Since Khalidi draws his inspiration directly from international relations textbooks, it should perhaps come as no surprise that he writes like one as well. He has already reached the conclusion that no reliable allies exist for the U.S. in the battle against ISIS, since the Syrian opposition, which he classifies as neither a moderate nor a unified front, appears, from his point of view, to be engaged in a war within itself, or as Khalidi puts it, a war within Wahhabism, as well as a war between different Salafi groups. In our “realist’s” mind, it appears that the U.S.'s approach aims to appease the Saudi and Gulf governments who, the author believes, along with the U.S., possess a fetish for regime change, something we are told will inevitably jeopardize all efforts to defeat ISIS. It goes then without saying that, according to Khalidi, any approach that would ally the U.S. with the Salafis would prove counterproductive because of these groups' hostile attitudes towards the West. Our realist sees this as just one of several issues, the second of which concerns his belief that the Shiites, Iran, Syria, and Hezbollah will view as a threat any attempt to work with the Sunni coalition.  Meanwhile, the author makes the case for why the U.S. should ally itself with the Assad regime. Aware of the regime's cruelty, Khalidi states openly that Assad's brutality poses no threat to the West, because the regime shares a common objective with the U.S. He also makes a similar claim about Hezbollah. Our realist admits that the balance of power certainly favors the Syrian regime and its allies, especially when its army has exhibited exceptional cohesiveness since the beginning of the Syrian uprising. Further, since the U.S. campaign against ISIS remains unwinnable solely from the sky, the only effective forces on the ground are those of the regime and Hezbollah.  Khalidi goes on to label the U.S. as misguided if it decides to ally itself with the Syrian moderate opposition, since they remain inherently weak, not, in his opinion, because of the delayed Western support, but rather as a result of their fragmentation. Thus, irrespective of the renewed Western support, he believes this alliance with the opposition will not stand, militarily speaking, against the Assad regime and its allies. 

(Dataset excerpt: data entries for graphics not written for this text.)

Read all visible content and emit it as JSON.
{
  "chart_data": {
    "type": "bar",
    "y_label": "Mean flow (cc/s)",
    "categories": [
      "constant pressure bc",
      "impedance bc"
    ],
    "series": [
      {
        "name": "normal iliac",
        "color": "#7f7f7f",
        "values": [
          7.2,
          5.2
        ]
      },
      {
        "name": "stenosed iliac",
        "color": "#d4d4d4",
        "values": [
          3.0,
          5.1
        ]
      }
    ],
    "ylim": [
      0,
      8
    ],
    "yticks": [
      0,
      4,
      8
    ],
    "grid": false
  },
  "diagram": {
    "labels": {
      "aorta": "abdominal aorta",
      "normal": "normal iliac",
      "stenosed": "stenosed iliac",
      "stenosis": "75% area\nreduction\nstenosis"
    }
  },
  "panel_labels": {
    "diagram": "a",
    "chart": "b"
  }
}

Surprisingly, the author seems to have chosen the military solution over the political.  Khalidi appears as either a naive realist, or a bad textbook realist, when he excludes the political component from the anti-ISIS strategy. This becomes evident when his recommendation for the U.S. so blatantly disregards the consensus reached by the regional and international community that "crushing" ISIS will necessitate, either before the war or simultaneous with the war, addressing the social and political conditions which have provided the extremists with a popular base. Equally disorienting, Khalidi overlooks the widely shared notion that the job of fighting ISIS belongs to the Sunnis, and that only they can win the war against this organization. Few would downplay the marginalization of the Sunnis by Iraq's Shiites and Syria's Alawites as a cause of the rise of ISIS. 

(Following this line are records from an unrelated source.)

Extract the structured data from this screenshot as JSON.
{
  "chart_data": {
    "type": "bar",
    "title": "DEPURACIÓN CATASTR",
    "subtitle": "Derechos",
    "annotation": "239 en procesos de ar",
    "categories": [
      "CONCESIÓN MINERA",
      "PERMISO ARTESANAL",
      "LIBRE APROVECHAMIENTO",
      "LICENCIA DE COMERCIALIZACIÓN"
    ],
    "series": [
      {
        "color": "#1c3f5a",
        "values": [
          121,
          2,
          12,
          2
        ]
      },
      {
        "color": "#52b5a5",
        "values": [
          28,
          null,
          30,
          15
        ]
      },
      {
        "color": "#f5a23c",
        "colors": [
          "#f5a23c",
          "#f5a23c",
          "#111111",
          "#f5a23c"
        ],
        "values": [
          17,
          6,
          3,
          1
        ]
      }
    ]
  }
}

It feels surreal to even contemplate the possibility of Western powers crushing ISIS while allying with a regime that has facilitated the deaths of more than 200,000 of its citizens, displaced half of Syria's population, and transformed more than half of the country's infrastructure into a pile of rubble. How could the oppressed and marginalized Sunni communities ever trust in an alliance made with their tormentors?

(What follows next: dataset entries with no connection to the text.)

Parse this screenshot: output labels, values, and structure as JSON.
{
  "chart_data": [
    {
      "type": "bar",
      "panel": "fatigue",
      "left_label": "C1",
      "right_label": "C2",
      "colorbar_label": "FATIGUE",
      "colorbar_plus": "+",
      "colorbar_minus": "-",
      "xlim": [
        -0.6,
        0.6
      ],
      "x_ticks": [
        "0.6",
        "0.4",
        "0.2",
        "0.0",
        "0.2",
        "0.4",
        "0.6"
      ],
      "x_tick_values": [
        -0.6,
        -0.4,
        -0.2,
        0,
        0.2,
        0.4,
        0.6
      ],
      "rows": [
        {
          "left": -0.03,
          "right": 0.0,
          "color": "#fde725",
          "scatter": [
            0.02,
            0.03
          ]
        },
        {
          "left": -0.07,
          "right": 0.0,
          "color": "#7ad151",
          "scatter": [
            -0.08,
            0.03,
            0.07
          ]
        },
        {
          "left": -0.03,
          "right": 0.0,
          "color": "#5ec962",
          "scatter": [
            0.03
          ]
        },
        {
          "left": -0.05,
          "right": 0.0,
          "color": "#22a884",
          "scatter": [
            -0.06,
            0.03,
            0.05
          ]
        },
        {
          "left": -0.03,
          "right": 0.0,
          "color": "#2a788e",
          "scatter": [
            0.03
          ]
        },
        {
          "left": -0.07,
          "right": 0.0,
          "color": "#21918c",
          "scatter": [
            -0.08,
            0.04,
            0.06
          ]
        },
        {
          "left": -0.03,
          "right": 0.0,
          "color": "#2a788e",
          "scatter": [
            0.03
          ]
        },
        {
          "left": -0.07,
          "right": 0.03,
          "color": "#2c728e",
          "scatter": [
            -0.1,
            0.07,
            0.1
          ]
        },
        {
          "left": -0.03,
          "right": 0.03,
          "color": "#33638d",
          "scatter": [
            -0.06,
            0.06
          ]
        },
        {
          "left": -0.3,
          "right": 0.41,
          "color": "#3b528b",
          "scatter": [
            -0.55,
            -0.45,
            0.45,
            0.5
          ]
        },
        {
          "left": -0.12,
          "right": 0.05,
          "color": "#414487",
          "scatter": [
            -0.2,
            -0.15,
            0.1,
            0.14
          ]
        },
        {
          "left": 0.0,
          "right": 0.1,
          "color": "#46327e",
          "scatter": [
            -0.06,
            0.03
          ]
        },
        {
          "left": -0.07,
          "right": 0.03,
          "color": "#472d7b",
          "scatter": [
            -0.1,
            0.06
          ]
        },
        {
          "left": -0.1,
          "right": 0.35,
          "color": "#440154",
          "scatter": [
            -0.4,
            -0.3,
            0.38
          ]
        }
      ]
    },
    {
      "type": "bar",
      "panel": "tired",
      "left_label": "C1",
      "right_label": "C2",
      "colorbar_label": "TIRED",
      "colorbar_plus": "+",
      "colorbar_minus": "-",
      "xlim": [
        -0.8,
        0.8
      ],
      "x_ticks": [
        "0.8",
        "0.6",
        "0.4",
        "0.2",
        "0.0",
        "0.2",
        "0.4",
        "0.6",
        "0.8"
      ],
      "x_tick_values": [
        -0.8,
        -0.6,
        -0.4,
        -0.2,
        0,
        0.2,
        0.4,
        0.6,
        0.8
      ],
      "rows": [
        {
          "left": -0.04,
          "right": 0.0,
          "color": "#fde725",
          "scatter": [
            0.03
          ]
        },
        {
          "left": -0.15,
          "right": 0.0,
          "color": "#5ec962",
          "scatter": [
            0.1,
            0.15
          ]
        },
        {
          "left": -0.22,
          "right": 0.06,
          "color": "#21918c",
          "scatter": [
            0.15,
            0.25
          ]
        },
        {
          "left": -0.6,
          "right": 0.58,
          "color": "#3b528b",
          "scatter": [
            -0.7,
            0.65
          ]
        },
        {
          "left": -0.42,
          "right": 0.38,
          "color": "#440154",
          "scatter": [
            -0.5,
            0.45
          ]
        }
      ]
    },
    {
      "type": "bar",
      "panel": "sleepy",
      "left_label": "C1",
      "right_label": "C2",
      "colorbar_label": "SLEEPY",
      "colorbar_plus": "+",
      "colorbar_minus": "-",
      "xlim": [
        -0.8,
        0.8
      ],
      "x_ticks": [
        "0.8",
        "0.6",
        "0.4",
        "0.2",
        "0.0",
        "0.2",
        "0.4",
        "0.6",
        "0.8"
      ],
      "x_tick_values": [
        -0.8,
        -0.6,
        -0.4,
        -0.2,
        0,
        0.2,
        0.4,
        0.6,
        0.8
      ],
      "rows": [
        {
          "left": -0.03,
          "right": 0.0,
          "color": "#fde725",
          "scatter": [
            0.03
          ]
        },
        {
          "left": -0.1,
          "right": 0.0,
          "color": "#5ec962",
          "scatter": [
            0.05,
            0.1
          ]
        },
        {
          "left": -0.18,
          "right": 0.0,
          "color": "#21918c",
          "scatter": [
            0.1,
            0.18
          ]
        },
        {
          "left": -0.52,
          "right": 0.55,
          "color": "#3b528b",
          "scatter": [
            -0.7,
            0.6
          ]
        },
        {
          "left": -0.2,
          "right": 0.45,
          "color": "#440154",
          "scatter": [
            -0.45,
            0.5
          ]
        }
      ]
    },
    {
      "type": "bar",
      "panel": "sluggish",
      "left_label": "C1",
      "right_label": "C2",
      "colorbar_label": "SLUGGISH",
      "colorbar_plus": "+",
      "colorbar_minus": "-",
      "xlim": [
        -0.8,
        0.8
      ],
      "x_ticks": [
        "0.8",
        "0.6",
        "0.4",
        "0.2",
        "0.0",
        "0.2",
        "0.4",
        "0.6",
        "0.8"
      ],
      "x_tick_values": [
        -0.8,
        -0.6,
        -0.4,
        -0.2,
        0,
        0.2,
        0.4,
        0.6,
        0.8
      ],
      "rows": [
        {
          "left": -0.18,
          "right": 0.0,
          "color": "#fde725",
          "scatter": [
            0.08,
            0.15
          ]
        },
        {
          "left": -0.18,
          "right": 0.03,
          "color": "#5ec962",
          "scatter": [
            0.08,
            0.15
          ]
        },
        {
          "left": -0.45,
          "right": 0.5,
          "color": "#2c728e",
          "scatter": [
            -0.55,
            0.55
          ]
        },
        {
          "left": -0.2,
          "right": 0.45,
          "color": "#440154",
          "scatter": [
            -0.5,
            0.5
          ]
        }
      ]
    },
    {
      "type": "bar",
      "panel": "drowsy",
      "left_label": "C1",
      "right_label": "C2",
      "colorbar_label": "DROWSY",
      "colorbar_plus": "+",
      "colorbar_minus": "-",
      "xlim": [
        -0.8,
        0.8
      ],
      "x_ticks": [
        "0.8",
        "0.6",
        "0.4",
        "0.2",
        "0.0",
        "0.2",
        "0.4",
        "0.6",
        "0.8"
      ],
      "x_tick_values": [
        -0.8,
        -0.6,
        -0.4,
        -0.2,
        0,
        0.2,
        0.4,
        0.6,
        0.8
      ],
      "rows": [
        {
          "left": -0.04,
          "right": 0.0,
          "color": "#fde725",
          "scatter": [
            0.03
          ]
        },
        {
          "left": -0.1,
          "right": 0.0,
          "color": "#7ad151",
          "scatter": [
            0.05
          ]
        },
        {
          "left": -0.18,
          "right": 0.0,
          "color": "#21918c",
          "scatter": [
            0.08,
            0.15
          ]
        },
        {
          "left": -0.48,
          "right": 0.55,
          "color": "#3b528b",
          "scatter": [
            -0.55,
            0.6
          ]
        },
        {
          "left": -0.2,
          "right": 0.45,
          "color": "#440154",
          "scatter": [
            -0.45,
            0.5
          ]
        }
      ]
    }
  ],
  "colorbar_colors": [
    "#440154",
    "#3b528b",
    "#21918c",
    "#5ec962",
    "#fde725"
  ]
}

Without falling into the trap of Khalidi's strategic analysis, one cannot help asking what type of concrete data could possibly support his claim that the Syrian army can meet the military challenge of defeating ISIS and the opposition. That army has been engaged in a war for more than three and a half years, and still cannot put an end to the country's uprising. The same can be said about Khalidi’s other candidate for a suitable U.S. ally. As it turns out, Hezbollah’s "victories" in areas adjacent to the Lebanese-Syrian borders like in Qalamoun, Yabroud and Qusayr  have not only been exaggerated, but have also been causing complete mayhem in Lebanon by sending more than 100,000 refugees into the Lebanese town of Arsal.